Er war von den Edelleuten befragt worden, wie er nach Sachsenheim gekommen sei. Entenwigk berichtete, er sei mit einem Diener von Köln heraufgereist und hinten auf dem Pferd gesessen.

Alles, was es im Schloß zu tun gab, verrichtete er nach bestem Willen, wie ihm befohlen. Er leuchtete den Gästen im Dunkeln, brachte das Kartenspiel herbei oder andere gewünschte Dinge, wie er eben geheißen wurde. Nur hat man ihn dabei nicht sehen können, und die Dinge sind gewissermaßen durch die Luft geschwebt und wie von selbst gekommen. Wenn er in ein Zimmer kam, sah man ihn nicht, auch wenn er redete.

Alle Gebete, die man ihm vorsprach, sagte er nach, auch das Glaubensbekenntnis und das Vaterunser, dieses jedoch nur ohne die Worte: »Und führe uns nicht in Versuchung, sondern erlöse uns von dem Übel! « Die hat er nicht sagen wollen und an dieser Stelle geschwiegen.
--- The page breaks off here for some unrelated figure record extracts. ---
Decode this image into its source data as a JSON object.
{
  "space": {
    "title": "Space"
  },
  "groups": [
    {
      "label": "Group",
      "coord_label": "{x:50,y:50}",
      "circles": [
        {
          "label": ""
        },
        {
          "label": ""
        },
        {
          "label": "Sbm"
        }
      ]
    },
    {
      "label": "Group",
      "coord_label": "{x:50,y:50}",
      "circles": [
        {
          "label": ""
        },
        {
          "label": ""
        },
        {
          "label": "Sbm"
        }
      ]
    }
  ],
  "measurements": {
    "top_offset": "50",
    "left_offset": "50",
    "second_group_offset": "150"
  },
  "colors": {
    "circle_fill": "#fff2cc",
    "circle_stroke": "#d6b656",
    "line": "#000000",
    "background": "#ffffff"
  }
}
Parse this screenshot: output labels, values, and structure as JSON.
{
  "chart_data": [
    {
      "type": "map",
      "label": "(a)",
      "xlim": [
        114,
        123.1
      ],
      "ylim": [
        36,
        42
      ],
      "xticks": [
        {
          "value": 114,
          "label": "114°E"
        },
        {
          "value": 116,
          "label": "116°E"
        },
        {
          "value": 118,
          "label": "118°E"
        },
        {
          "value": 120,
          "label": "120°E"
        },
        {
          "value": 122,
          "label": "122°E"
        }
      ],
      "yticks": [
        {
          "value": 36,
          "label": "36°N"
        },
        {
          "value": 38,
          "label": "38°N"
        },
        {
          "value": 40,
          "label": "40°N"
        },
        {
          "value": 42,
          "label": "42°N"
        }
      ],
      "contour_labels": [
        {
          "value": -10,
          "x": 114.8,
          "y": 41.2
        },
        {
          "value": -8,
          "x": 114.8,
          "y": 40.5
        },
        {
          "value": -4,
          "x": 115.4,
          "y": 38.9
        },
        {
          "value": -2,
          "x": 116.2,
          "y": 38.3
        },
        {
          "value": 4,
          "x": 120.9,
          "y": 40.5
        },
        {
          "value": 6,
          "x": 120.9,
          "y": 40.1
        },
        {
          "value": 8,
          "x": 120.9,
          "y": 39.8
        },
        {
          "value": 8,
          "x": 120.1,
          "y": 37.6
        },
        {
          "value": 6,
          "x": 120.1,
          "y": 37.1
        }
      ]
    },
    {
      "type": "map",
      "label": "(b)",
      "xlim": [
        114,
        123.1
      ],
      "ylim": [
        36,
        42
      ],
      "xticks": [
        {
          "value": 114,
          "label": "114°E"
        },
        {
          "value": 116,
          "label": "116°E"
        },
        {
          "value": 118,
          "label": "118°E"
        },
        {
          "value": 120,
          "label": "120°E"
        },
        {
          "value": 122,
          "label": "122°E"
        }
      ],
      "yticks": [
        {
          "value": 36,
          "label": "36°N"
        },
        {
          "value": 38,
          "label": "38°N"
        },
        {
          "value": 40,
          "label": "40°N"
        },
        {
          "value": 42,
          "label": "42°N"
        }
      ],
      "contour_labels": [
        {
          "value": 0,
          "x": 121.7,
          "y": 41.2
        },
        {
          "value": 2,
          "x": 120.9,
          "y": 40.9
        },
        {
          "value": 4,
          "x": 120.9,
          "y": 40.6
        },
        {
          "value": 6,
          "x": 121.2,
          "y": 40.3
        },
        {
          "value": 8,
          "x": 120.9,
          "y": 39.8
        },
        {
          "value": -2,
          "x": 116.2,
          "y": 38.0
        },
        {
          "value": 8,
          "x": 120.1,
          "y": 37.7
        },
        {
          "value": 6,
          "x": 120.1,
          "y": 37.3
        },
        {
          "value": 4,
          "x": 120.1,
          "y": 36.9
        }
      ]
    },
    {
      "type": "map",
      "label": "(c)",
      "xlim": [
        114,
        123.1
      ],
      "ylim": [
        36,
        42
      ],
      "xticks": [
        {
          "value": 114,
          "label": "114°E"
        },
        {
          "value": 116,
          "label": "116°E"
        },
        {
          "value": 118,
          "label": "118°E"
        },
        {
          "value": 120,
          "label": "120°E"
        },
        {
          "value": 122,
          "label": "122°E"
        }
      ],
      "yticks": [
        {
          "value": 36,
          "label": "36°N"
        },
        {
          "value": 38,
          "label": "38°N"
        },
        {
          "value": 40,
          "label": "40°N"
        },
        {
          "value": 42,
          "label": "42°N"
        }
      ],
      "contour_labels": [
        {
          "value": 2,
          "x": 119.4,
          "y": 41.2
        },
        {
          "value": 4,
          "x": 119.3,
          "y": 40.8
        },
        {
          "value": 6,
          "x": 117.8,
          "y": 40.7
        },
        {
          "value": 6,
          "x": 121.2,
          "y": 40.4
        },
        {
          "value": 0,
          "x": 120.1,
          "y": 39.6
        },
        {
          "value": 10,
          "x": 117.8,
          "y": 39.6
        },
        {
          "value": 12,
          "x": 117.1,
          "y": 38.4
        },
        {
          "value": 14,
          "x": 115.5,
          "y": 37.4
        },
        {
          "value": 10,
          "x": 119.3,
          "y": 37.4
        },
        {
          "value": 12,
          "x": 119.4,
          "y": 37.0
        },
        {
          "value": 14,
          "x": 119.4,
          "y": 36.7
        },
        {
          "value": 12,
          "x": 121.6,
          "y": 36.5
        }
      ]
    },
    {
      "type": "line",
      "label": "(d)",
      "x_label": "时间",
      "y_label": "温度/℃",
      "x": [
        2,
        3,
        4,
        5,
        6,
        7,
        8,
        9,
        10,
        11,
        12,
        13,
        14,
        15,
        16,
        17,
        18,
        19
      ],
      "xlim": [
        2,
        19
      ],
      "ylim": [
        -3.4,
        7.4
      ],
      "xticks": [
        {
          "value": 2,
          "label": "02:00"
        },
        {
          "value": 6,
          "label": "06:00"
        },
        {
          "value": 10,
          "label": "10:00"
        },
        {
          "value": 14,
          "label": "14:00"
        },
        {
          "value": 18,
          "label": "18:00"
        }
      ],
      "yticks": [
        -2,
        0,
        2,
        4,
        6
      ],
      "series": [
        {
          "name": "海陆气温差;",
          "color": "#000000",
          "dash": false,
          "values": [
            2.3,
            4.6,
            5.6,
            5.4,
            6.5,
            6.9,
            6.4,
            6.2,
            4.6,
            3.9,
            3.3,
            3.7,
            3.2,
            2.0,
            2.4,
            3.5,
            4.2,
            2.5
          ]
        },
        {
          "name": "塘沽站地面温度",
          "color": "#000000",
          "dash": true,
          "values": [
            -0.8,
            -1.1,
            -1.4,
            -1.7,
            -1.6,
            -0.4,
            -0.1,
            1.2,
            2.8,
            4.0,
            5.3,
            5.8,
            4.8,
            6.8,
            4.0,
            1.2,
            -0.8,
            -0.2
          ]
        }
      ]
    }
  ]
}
Entenwigk hat auch vernehmen lassen, so lange er sich zu Sachsenheim aufhalte, werde das Sachsenheimer Geschlecht bei Ehr und Gut verblieben. Es ist auch, um die Wahrheit zu sagen, dem damaligen Herrn von Sachsenheim glücklich und wohl ergangen. Er hatte hübsche Kinder und auch Zuwachs erfahren an Zeitlichem. Doch, wiewohl der Geist etliche gute Jahre im Schloß verbrachte, niemanden beleidigte, sondern zu jedermann dienstwillig war, so war es den Freunden der Familie doch nicht ganz wohl dabei. Sie rieten dem Herrn von Sachsenheim dringend, er solle das Gespenst fortschicken, es werde das Geschlecht sonst aussterben. Also ließ sich der von Sachsenheim bereden und trennte sich von dem, Geist. Beim Abschied sagte Entenwigk ein großes Unglück voraus. Von ihm selbst hat man nie wieder etwas vernommen.